Imaging of Voltage-Controlled Switching of Magnetization in Highly Magnetostrictive Epitaxial Fe-Ga Microstructures on PMN-PT

The magnetoelectric behavior of epitaxial Fe-Ga microstructures on top of (001)-oriented PMN-PT piezoelectric substrate is investigated under magnetic electron microscopy (XMCD-PEEM). Additionally, micron-scale strain distribution in PMN-PT is characterized by X-ray microdiffraction and examined with respect to the results of the Fe-Ga magnetoelectric switching. The magnetic reorientation is found to be strongly correlated with the size, shape and crystallographic orientation of the microstructures. In the case of square-shaped structures, size dictates the degree of influence of the strain distribution on both the initialization of the ground state and on the dynamics of the magnetic reorientation during application of voltage. On the other hand, the case of the elliptical microstructures demonstrates the importance of the orientation of the long axis with respect to the crystallographic directions of the PMN-PT, which leads to completely different magnetic responses. This study demonstrates that engineering highly magnetostrictive epitaxial microdevices is possible.
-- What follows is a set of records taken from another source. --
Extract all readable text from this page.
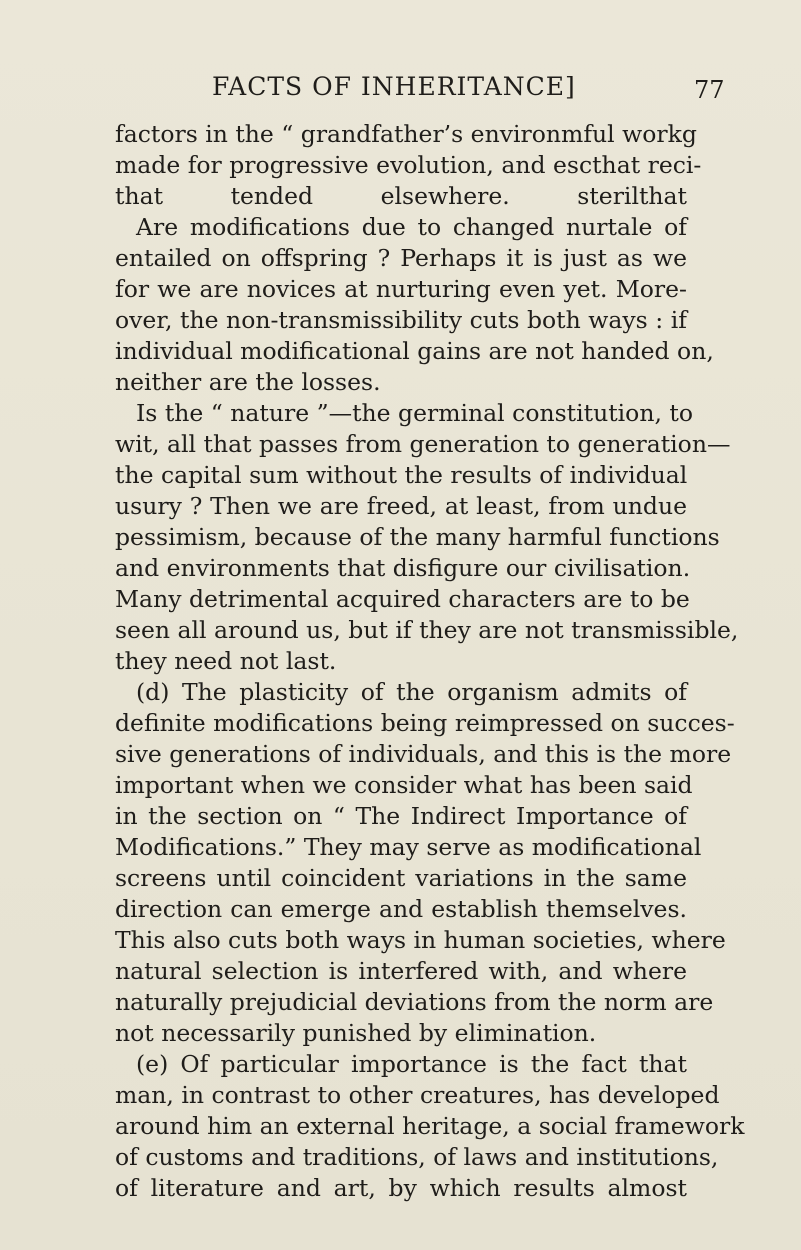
FACTS OF INHERITANCE]	77
factors in the “ grandfather’s environmful workg
made for progressive evolution, and escthat reci-
that tended elsewhere. sterilthat
Are modifications due to changed nurtale of
entailed on offspring ? Perhaps it is just as we
for we are novices at nurturing even yet. More-
over, the non-transmissibility cuts both ways : if
individual modificational gains are not handed on,
neither are the losses.
Is the “ nature ”—the germinal constitution, to
wit, all that passes from generation to generation—
the capital sum without the results of individual
usury ? Then we are freed, at least, from undue
pessimism, because of the many harmful functions
and environments that disfigure our civilisation.
Many detrimental acquired characters are to be
seen all around us, but if they are not transmissible,
they need not last.
(d) The plasticity of the organism admits of
definite modifications being reimpressed on succes-
sive generations of individuals, and this is the more
important when we consider what has been said
in the section on “ The Indirect Importance of
Modifications.” They may serve as modificational
screens until coincident variations in the same
direction can emerge and establish themselves.
This also cuts both ways in human societies, where
natural selection is interfered with, and where
naturally prejudicial deviations from the norm are
not necessarily punished by elimination.
(e) Of particular importance is the fact that
man, in contrast to other creatures, has developed
around him an external heritage, a social framework
of customs and traditions, of laws and institutions,
of literature and art, by which results almost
It further elucidates that voltage-induced actuation can be largely tuned to achieve the desired type of magnetic switching ranging from vortex circulation reversal, domain wall motion, to a large rotation of magnetization. Because of the outstanding properties of the investigated material system, the reported findings are expected to be of great interest for the realization of next-generation energy-efficient magnetic memory, sensing and actuation devices.